Endogenous circadian clocks align cellular physiology with diurnal light/darkness cycles on Earth, endowing organisms from unicellular cyanobacteria to multicellular plants and mammals, with a selective fitness advantage. Using fluorescence microscopy and microfluidic techniques we study at the single cell level circadian clocks and the remarkable reliability they can display in Anabaena, a multicellular cyanobacterium that has a one-dimensional structure. This allows us to probe the effects of cell-cell communication on clock synchrony and coherence, noisy fluctuations in protein copy numbers and phosphorylation states as well as the interplay between clocks and other processes in the cell such as cell division and differentiation. We model these phenomena theoretically using stochastic approaches.
Life at the level of single cells is subject to unavoidable fluctuations in gene expression, and cells having the same genome may behave rather differently. How can development of a multicellular organism with a precise blueprint take place and cell fates determined in face of the noisy behavior at the level of single cells? We study Anabaena, a cyanobacterial model system comprised of cells arranged in a one-dimensional filament, which forms a nearly-regular developmental pattern of two types of cells in nitrogen-poor environments, with a clear division of labor: one type carries out photosynthesis while the other carries out nitrogen fixation. We interrogate each cell in the organism at all stages of development to study cellular decisions and understand how patterns are formed and maintained.
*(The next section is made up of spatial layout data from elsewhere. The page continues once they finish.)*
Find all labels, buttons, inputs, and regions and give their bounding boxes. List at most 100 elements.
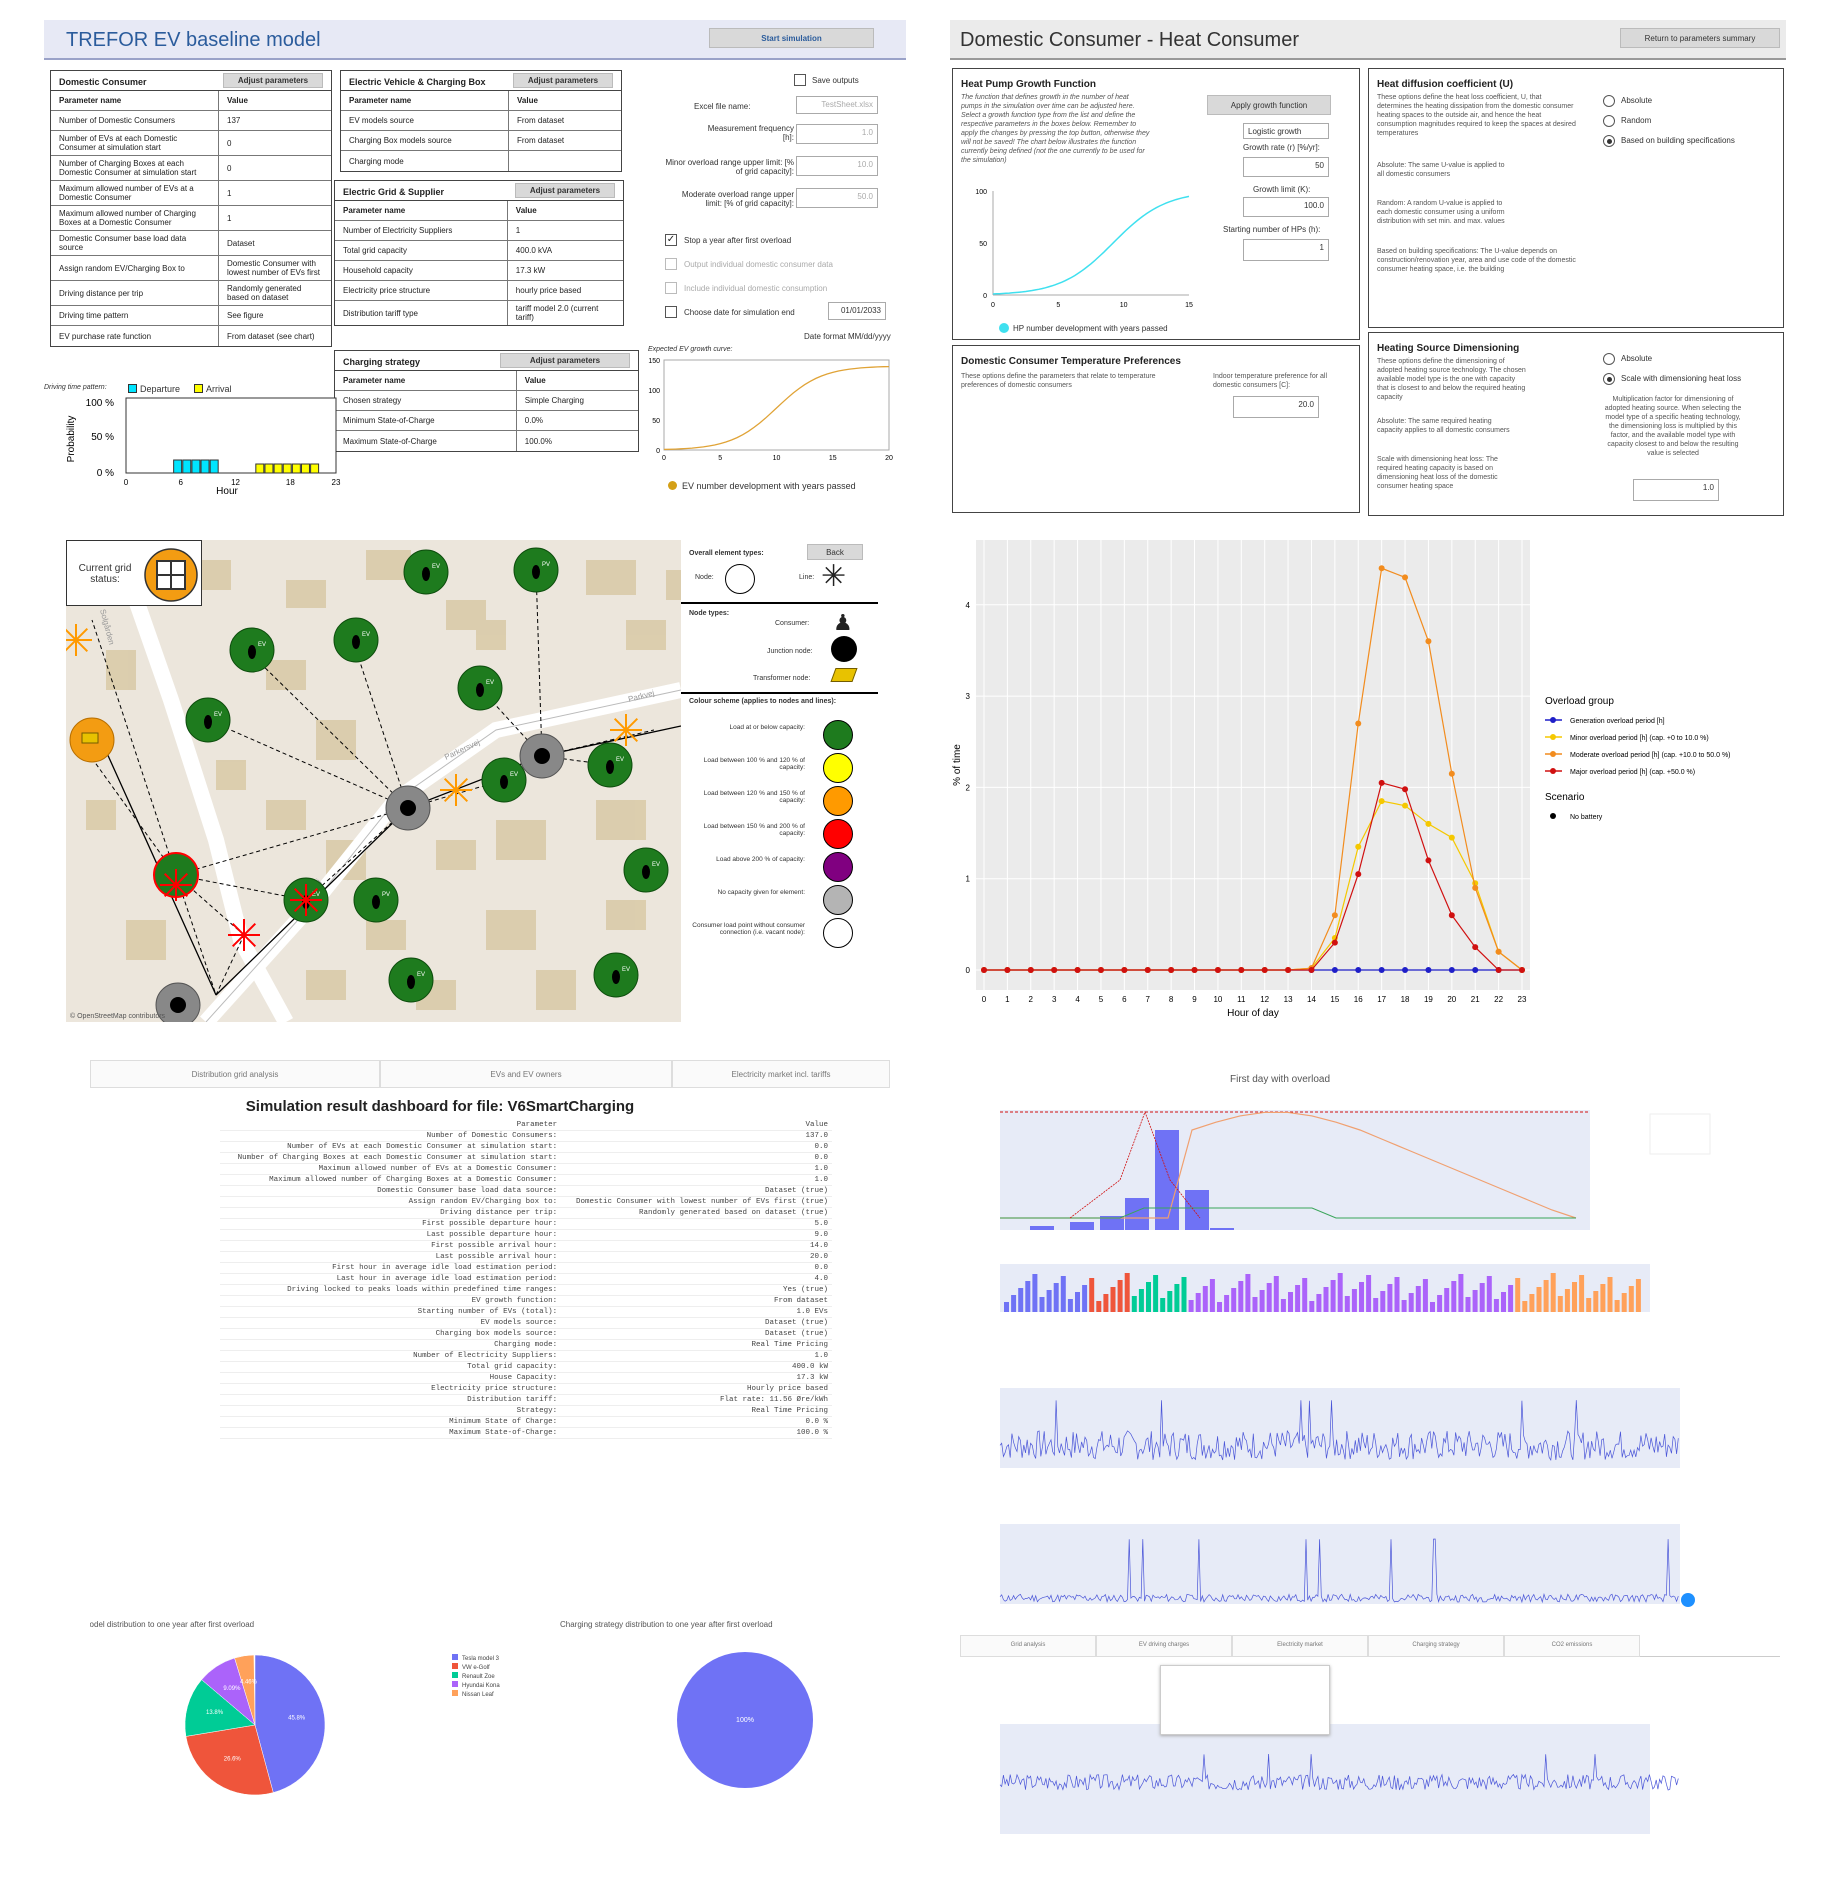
- indoor-temp-input[interactable]: 20.0: [1233, 396, 1319, 418]
- grid-table: Electric Grid & Supplier Adjust paramete…: [334, 180, 624, 326]
- heat-diffusion-box: Heat diffusion coefficient (U) These opt…: [1368, 68, 1784, 328]
- consumer-icon: [532, 565, 540, 579]
- legend-item[interactable]: Renault Zoe: [452, 1672, 500, 1681]
- grid-status-icon: [144, 548, 198, 602]
- bar: [1351, 1289, 1357, 1312]
- data-point: [1191, 967, 1198, 973]
- bar: [1600, 1284, 1606, 1312]
- diff-radio-building[interactable]: [1603, 135, 1615, 147]
- y-tick: 50: [652, 418, 660, 425]
- param-value: Hourly price based: [561, 1383, 832, 1395]
- back-button[interactable]: Back: [807, 544, 863, 560]
- growth-type-select[interactable]: Logistic growth: [1243, 123, 1329, 139]
- bar: [1529, 1294, 1535, 1312]
- param-name: Distribution tariff:: [220, 1394, 562, 1406]
- bar: [1359, 1282, 1364, 1312]
- scenario-title: Scenario: [1545, 792, 1585, 803]
- frequency-input[interactable]: 1.0: [796, 124, 878, 144]
- x-tick: 22: [1494, 995, 1503, 1004]
- bar: [1103, 1294, 1109, 1312]
- diff-radio-absolute[interactable]: [1603, 95, 1615, 107]
- x-tick: 14: [1307, 995, 1316, 1004]
- param-name: Maximum allowed number of Charging Boxes…: [51, 206, 219, 230]
- scheme-swatch: [823, 786, 853, 816]
- charging-adjust-button[interactable]: Adjust parameters: [500, 353, 630, 368]
- tab-4[interactable]: CO2 emissions: [1504, 1635, 1640, 1657]
- start-simulation-button[interactable]: Start simulation: [709, 28, 874, 48]
- mult-factor-input[interactable]: 1.0: [1633, 479, 1719, 501]
- date-input[interactable]: 01/01/2033: [828, 302, 886, 320]
- output-individual-checkbox[interactable]: [665, 258, 677, 270]
- minor-overload-input[interactable]: 10.0: [796, 156, 878, 176]
- table-row: Number of EVs at each Domestic Consumer …: [51, 131, 331, 156]
- stop-year-checkbox[interactable]: ✓: [665, 234, 677, 246]
- node-symbol: [725, 564, 755, 594]
- departure-bar: [209, 459, 219, 474]
- legend-item[interactable]: VW e-Golf: [452, 1663, 500, 1672]
- grid-adjust-button[interactable]: Adjust parameters: [515, 183, 615, 198]
- parameter-table: Parameter Value Number of Domestic Consu…: [220, 1120, 832, 1439]
- param-value: hourly price based: [515, 286, 582, 295]
- tab-3[interactable]: Charging strategy: [1368, 1635, 1504, 1657]
- tab-2[interactable]: Electricity market: [1232, 1635, 1368, 1657]
- excel-file-input[interactable]: TestSheet.xlsx: [796, 96, 878, 114]
- y-tick: 50 %: [91, 432, 114, 443]
- data-point: [1425, 857, 1432, 864]
- data-point: [1378, 967, 1385, 973]
- param-name: EV models source:: [220, 1317, 562, 1329]
- param-value: From dataset (see chart): [227, 331, 315, 341]
- minor-label: Minor overload range upper limit: [% of …: [665, 158, 794, 176]
- bar: [1018, 1288, 1024, 1312]
- tab-evs[interactable]: EVs and EV owners: [380, 1060, 672, 1088]
- tab-grid-analysis[interactable]: Distribution grid analysis: [90, 1060, 380, 1088]
- param-value: Flat rate: 11.56 Øre/kWh: [561, 1394, 832, 1406]
- domestic-adjust-button[interactable]: Adjust parameters: [223, 73, 323, 88]
- bar: [1430, 1302, 1435, 1312]
- tariff-dropdown[interactable]: [1160, 1665, 1330, 1735]
- apply-growth-button[interactable]: Apply growth function: [1207, 95, 1331, 115]
- src-radio-scale[interactable]: [1603, 373, 1615, 385]
- table-row: Number of Electricity Suppliers 1: [335, 221, 623, 241]
- consumer-icon: [372, 895, 380, 909]
- legend-item[interactable]: Tesla model 3: [452, 1654, 500, 1663]
- src-radio-absolute[interactable]: [1603, 353, 1615, 365]
- save-outputs-checkbox[interactable]: [794, 74, 806, 86]
- start-number-input[interactable]: 1: [1243, 239, 1329, 261]
- x-tick: 20: [1447, 995, 1456, 1004]
- ev-adjust-button[interactable]: Adjust parameters: [513, 73, 613, 88]
- param-value: Simple Charging: [524, 396, 584, 405]
- y-tick: 100 %: [86, 398, 114, 409]
- x-tick: 2: [1029, 995, 1034, 1004]
- bar: [1607, 1277, 1613, 1312]
- table-row: Total grid capacity: 400.0 kW: [220, 1361, 832, 1373]
- bar: [1153, 1275, 1159, 1312]
- data-point: [1519, 967, 1525, 973]
- param-name: Minimum State of Charge:: [220, 1416, 562, 1428]
- param-value: 1.0 EVs: [561, 1306, 832, 1318]
- legend-item[interactable]: Hyundai Kona: [452, 1681, 500, 1690]
- legend-item[interactable]: Nissan Leaf: [452, 1690, 500, 1699]
- growth-limit-input[interactable]: 100.0: [1243, 197, 1329, 217]
- include-individual-checkbox[interactable]: [665, 282, 677, 294]
- table-row: Number of Charging Boxes at each Domesti…: [220, 1152, 832, 1164]
- bar: [1579, 1275, 1585, 1312]
- growth-rate-input[interactable]: 50: [1243, 157, 1329, 177]
- tab-market[interactable]: Electricity market incl. tariffs: [672, 1060, 890, 1088]
- bar: [1316, 1294, 1322, 1312]
- x-tick: 21: [1471, 995, 1480, 1004]
- tab-1[interactable]: EV driving charges: [1096, 1635, 1232, 1657]
- bar: [1635, 1279, 1641, 1312]
- bar: [1557, 1296, 1563, 1312]
- param-value: Randomly generated based on dataset: [227, 284, 302, 302]
- ev-legend-label: EV number development with years passed: [682, 481, 856, 491]
- consumer-icon: [352, 635, 360, 649]
- tab-0[interactable]: Grid analysis: [960, 1635, 1096, 1657]
- diff-radio-random[interactable]: [1603, 115, 1615, 127]
- choose-date-checkbox[interactable]: [665, 306, 677, 318]
- table-row: Number of Domestic Consumers 137: [51, 111, 331, 131]
- bar: [1486, 1276, 1492, 1312]
- return-summary-button[interactable]: Return to parameters summary: [1620, 28, 1780, 48]
- bar: [1046, 1290, 1052, 1312]
- src-opt1-label: Absolute: [1621, 354, 1653, 364]
- moderate-overload-input[interactable]: 50.0: [796, 188, 878, 208]
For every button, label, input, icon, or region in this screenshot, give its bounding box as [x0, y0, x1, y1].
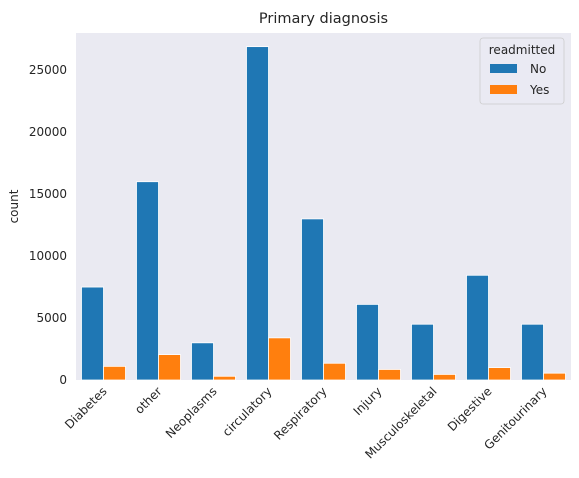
bar-no-injury	[356, 304, 379, 381]
x-tick-label: Injury	[351, 384, 385, 418]
bar-yes-diabetes	[103, 365, 126, 381]
bar-no-musculoskeletal	[411, 323, 434, 381]
bar-no-diabetes	[81, 286, 104, 381]
bar-yes-circulatory	[268, 337, 291, 381]
legend-swatch-yes	[490, 85, 517, 94]
legend-label-yes: Yes	[529, 83, 549, 97]
bar-yes-neoplasms	[213, 375, 236, 381]
bar-no-circulatory	[246, 46, 269, 381]
bar-yes-genitourinary	[543, 372, 566, 381]
x-tick-label: Diabetes	[62, 384, 110, 432]
y-tick-label: 25000	[29, 63, 67, 77]
x-tick-label: Neoplasms	[163, 384, 220, 441]
legend: readmitted No Yes	[479, 37, 565, 105]
x-tick-label: Digestive	[445, 384, 495, 434]
legend-title: readmitted	[489, 43, 555, 57]
bar-no-neoplasms	[191, 342, 214, 381]
y-tick-label: 10000	[29, 249, 67, 263]
legend-swatch-no	[490, 64, 517, 73]
x-tick-label: circulatory	[220, 384, 275, 439]
bar-yes-respiratory	[323, 362, 346, 381]
bar-yes-other	[158, 354, 181, 381]
y-tick-label: 0	[59, 373, 67, 387]
bar-yes-digestive	[488, 367, 511, 381]
y-axis-ticks: 0 5000 10000 15000 20000 25000	[29, 63, 67, 387]
legend-label-no: No	[530, 62, 546, 76]
bar-yes-injury	[378, 369, 401, 381]
y-axis-label: count	[7, 189, 21, 223]
bars-group	[81, 46, 566, 381]
y-tick-label: 5000	[36, 311, 67, 325]
bar-yes-musculoskeletal	[433, 374, 456, 381]
bar-no-genitourinary	[521, 323, 544, 381]
x-tick-label: Respiratory	[271, 384, 330, 443]
x-tick-label: other	[132, 384, 165, 417]
y-tick-label: 20000	[29, 125, 67, 139]
y-tick-label: 15000	[29, 187, 67, 201]
chart-title: Primary diagnosis	[259, 11, 388, 27]
bar-no-respiratory	[301, 218, 324, 381]
bar-no-other	[136, 181, 159, 381]
bar-no-digestive	[466, 274, 489, 381]
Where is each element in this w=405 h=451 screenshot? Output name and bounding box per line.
Genomes of living organisms are comprised of very long DNA molecules. A fundamental question is by what mechanisms are specific loci along these genomes found, with high efficiency and at relevant physiological times. We address this question in the case of horizontal gene transfer processes such as viral transduction and conjugation, which result in the rapid acquisition of new traits in bacteria. We use the infection of E. coli cells by bacteriophage lambda, whose DNA integrates at a unique site into the bacterial genome, when following the lysogenic pathway. To shed light on the mechanisms by which lambda DNA finds its unique integration site, we follow in real time individual lambda DNAs and their integration site within live cells using fluorescent markers, until lysogeny is established, revealing the dynamics of the search process.